CEO Georg Kapsch boasted in the report that the year to March 2011 was the “most successful fiscal year to date in the corporate history of Kapsch TrafficCom”... The company can “look back to an eventful fiscal year in which we were awarded a large contract in Poland, extended our presence in South Africa, took important steps in the US in connection with our continuing global expansion and received our first contract in Russia”.
KTC won the tender to operate the Gauteng e-toll in a consortium with Cape Town company, TMT Services and Supplies, to operate the tolls for eight years, but then, a few months after being awarded the toll tender, Kapsch bought up the majority shares in TMT for R75m.
These figures will make COSATU members and Gauteng motorists more determined than ever to resist the implementation of these tolls.
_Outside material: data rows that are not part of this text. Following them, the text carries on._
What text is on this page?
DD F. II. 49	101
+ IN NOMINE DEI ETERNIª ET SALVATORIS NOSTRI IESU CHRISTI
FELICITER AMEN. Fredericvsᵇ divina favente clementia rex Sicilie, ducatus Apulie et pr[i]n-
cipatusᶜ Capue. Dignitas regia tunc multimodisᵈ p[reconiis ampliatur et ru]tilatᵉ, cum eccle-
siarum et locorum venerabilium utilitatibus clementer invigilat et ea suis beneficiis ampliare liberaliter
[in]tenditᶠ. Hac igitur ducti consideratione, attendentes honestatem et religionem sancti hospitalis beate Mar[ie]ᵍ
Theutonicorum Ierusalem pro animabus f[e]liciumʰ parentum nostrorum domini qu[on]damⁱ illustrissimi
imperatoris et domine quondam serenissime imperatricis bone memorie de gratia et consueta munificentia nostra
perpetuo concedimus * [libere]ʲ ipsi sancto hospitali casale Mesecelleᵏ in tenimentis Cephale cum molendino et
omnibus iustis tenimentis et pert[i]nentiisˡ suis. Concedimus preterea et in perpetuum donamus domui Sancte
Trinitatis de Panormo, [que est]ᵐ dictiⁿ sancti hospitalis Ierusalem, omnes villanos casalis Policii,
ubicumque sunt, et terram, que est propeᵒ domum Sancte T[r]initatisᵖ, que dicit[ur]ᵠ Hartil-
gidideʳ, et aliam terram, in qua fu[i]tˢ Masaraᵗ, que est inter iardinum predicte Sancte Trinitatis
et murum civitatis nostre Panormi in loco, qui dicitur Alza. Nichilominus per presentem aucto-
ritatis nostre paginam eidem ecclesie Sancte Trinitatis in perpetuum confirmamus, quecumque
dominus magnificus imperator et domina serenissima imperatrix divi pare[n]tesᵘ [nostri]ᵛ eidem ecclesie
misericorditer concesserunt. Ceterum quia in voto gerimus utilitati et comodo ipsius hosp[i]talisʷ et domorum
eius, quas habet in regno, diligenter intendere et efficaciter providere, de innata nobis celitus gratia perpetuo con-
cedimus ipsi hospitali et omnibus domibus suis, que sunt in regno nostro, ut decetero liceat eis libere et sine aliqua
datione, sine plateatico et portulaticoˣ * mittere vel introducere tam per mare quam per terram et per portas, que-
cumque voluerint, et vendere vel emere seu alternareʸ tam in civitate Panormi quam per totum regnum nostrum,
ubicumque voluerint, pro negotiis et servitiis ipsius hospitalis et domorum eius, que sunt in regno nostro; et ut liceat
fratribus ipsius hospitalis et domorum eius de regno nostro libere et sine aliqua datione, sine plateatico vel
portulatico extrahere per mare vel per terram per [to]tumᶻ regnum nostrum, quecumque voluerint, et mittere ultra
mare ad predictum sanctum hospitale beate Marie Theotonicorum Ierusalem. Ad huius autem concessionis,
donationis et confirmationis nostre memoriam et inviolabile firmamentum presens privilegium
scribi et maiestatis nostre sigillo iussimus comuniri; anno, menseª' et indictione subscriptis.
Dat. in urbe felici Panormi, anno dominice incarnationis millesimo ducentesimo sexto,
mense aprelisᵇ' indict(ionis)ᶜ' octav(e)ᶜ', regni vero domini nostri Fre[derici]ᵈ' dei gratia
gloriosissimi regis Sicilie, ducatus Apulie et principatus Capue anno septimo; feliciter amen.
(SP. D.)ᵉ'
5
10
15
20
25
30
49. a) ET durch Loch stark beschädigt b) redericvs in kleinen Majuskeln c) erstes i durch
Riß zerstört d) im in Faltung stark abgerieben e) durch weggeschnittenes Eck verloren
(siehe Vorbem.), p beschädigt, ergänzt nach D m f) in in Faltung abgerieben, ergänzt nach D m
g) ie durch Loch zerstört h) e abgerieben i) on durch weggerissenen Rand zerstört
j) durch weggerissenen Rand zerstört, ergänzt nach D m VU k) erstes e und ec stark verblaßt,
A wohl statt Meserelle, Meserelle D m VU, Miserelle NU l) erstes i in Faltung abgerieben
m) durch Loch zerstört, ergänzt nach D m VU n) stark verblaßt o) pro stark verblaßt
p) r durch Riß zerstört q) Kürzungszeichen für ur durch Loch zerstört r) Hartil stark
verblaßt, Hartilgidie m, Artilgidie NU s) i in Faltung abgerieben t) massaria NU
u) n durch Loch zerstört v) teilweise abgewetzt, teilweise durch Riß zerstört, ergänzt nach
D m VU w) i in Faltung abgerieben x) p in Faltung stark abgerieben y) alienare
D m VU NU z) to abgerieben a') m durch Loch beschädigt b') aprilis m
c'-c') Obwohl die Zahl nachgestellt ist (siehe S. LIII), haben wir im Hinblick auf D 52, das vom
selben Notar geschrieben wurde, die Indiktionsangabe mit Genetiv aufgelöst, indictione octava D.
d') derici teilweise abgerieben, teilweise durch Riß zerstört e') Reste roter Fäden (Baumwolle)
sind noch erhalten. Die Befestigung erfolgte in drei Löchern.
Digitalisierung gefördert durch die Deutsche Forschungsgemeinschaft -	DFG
They prove beyond all reasonable doubt that the money they pay will not be used to maintain and improve the roads but to bank-roll the mega-profits of this Austrian company.
Roads are there to provide a public service to the people, not for a private company like Kapsch to make millions at the expense of the people of Gauteng. COSATU calls with even more justification and conviction for motorists not to buy e-tags, not to pay the tolls and for the government to scrap this outrageous project once and for all.